Andrew G. Biggs and Jason Richwine write,
the average federal worker shifting to a private job actually accepts a small salary reduction of around 3 percent. Similarly, private sector workers who move to federal jobs don’t take a pay cut. They get a first-year raise averaging 9 percent, well above the raise other workers get when they switch jobs within the private sector.
The authors suggest that this is evidence that public sector workers are not underpaid. Can we interpret it any other way? Perhaps public sector work has an unobserved “pain factor” that requires a compensating differential?
Other data that would be interesting would be data on job applications. Is there a flood of applications for private sector jobs coming from the public sector? How does it compare with the amount of applications going the other way?
Having worked in the federal sector – as I know you have – I would say the “pain factor” depends on your personality. If you dislike red tape and banal restraints on what you can say and do in an official capacity, then the pain factor is probably high. However, if you don’t mind those things, the pain is far outweighed by the higher pay, better benefits, and job security. Come to think of it, selection bias may explain the similar personalities to be found in government bureaucrat types.
Anecdotally, from every current or former government employee I’ve ever spoken to or heard from, there is indeed a pain factor. It seems to hit the ambitious and energetic the worst, so they quit, and leave behind the slothful.

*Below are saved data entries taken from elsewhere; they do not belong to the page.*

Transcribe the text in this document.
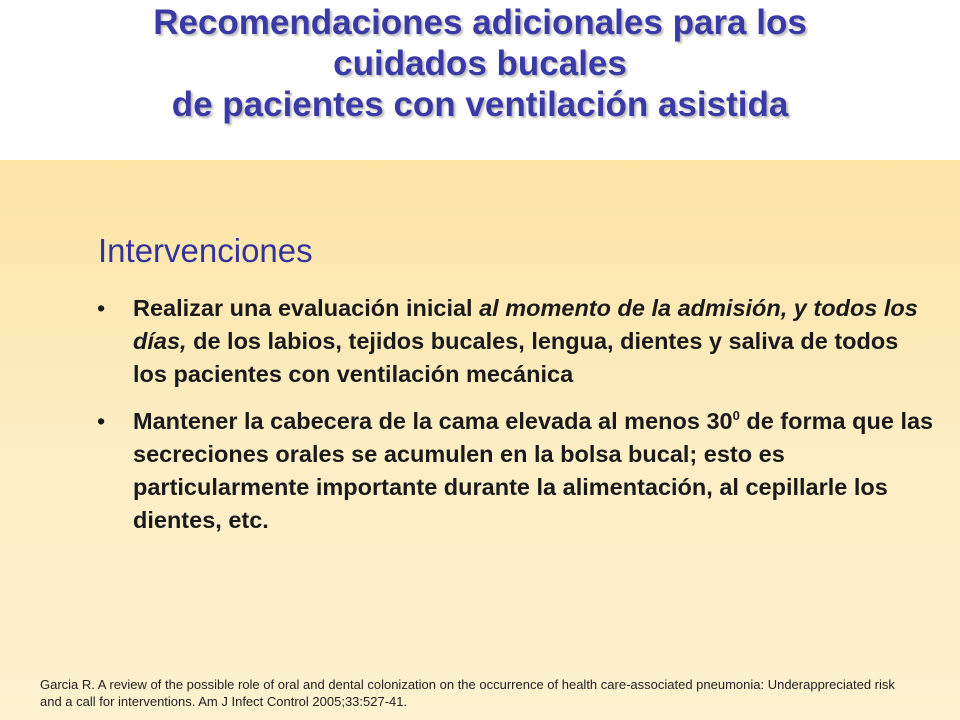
Recomendaciones adicionales para los
cuidados bucales
de pacientes con ventilación asistida
Intervenciones
• Realizar una evaluación inicial al momento de la admisión, y todos los días, de los labios, tejidos bucales, lengua, dientes y saliva de todos los pacientes con ventilación mecánica
• Mantener la cabecera de la cama elevada al menos $30^0$ de forma que las secreciones orales se acumulen en la bolsa bucal; esto es particularmente importante durante la alimentación, al cepillarle los dientes, etc.

Garcia R. A review of the possible role of oral and dental colonization on the occurrence of health care-associated pneumonia: Underappreciated risk and a call for interventions. Am J Infect Control 2005;33:527-41.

Key word is “average.” I have no doubt that admin assistants or data entry clerks (like the kind you find at one of the huge DFAS offices) are paid higher in gov’t than they would in the private sector, but many career fields are underpaid. This is especially true the higher up the scale you go. Directors of branch offices that oversee hundreds of workers that make 110k? Plus, the work a gov’t worker does tends to be agency specific and often doesn’t translate into private work very well. He or she can be incredibly knowledgable about a subject that has no private sector analogue. It’s just tough to make direct comparisons, IMO.
I know several highly-qualified professional who had extreme difficulty to getting hired at the Departments of HHS, Justice, and State. This is at the graduate degree level, so the anecdotes represent a small subset of all federal employees.
Nonetheless, at that level, if it’s that difficult for extremely well-qualified candidates to get hired on, then federal employee pay (again, at that level) is too high. The market will clear at a lower level of pay.
A related problem is that there seems to be little incentive for federal workers to hire the best candidates for the job. Managerial promotion is typically based on seniority as much as merit. The typical incentive of hiring subordinates who can do great work and make the manager look good is less important than in the private sector.
These sector shifts are not random, so their finding should be interpreted with care. What is the nature of the ”non-random sampling bias” and its effect?
I agree with the above posters about needing to think about (a) the entire distribution, not just the mean effect, and (b) the evolution of wages and opportunities in each sector.
The true effect is not the change in pay, but the change in your lifetime discounted earnings, something like NPV, adjusted for uncertainty in wages and for compensating differentials. A tall order.